Kioxia Corp. has developed the world’s first three-dimensional (3D) semicircular split-gate flash memory cell structure “Twin BiCS FLASH” using specially designed semicircular Floating Gate (FG) cells.
The company (formely Toshiba Memory Corp.), says that Twin BiCS FLASH achieves "superior program slope and a larger program/erase window at a much smaller cell size compared to conventional circular Charge Trap (CT) cells." These attributes make this new cell design a promising candidate to surpass four bits per cell (QLC) for significantly higher memory density and fewer stacking layers.
The technology was announced at the IEEE International Electron Devices Meeting (IEDM) held in San Francisco, CA.
3D flash memory technology has achieved high bit density with low cost per bit by increasing the number of cell stacked layers as well as by implementing multilayer stack deposition and high aspect ratio etching. In recent years, as the number of cell layers exceeds 100, managing the trade-offs among etch profile control, size uniformity and productivity is becoming increasingly challenging. To overcome this problem, Kioxia developed a new semicircular cell design by splitting the gate electrode in the conventional circular cell to reduce cell size compared to the conventional circular cell, enabling higher-density memory at a lower number of cell layers.
The circular control gate provides a larger program window with relaxed saturation problems when compared with a planar gate because of the curvature effect, where carrier injection through the tunnel dielectric is enhanced while electron leakage to the block (BLK) dielectric is lowered. In this split-gate cell design, the circular control gate is symmetrically divided into two semicircular gates to take advantage of the strong improvement in the program/erase dynamics.
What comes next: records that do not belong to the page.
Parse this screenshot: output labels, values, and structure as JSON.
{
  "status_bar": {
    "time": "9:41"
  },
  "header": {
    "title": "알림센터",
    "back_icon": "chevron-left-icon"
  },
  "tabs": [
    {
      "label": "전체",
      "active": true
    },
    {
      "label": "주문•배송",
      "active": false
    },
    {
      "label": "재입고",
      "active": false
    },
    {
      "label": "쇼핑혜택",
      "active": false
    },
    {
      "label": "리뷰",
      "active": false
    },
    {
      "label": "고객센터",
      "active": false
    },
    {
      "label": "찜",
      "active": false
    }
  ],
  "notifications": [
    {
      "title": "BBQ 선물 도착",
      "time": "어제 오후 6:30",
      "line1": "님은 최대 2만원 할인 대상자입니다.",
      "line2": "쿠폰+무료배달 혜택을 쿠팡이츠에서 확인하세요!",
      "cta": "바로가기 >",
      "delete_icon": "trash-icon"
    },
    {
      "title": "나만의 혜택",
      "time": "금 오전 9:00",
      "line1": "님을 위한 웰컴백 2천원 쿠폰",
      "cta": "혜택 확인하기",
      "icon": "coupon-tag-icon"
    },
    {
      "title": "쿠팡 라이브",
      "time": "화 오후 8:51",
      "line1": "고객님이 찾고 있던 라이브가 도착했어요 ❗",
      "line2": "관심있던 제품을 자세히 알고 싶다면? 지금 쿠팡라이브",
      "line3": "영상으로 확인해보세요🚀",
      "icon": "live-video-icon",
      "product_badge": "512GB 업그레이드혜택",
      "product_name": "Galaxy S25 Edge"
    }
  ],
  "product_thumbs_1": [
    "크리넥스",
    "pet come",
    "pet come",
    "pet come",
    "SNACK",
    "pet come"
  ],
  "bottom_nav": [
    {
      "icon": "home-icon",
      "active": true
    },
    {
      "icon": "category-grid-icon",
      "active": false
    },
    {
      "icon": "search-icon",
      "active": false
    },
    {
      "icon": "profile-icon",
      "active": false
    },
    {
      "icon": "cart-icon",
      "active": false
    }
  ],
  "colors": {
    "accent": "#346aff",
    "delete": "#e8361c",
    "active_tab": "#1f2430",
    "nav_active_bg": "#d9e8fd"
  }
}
As shown in the figure below, the conductive storage layer is employed for high charge trapping efficiency in conjunction with the high-k BLK dielectrics, achieving high coupling ratio to gain program window as well as reduced electron leakage from the FG, thus relieving the saturation issue. The experimental program/erase characteristics reveal that the semicircular FG cells with the high-k-based BLK exhibit significant gains in the program slope and program/erase window over the larger-sized circular CT cells. The semicircular FG cells, having superior program/erase characteristics, are expected to attain comparably tight QLC Vt distributions at small cell size. Further, integration of low-trap Si channel makes possible more than four bits/cell, e.g., Penta-Level Cell (PLC) as shown in Fig. 3. These results confirm that semicircular FG cells are a viable option to pursue higher bit density.
Kioxia will continue the research and development efforts for the Twin BiCS FLASH aiming at practical applications.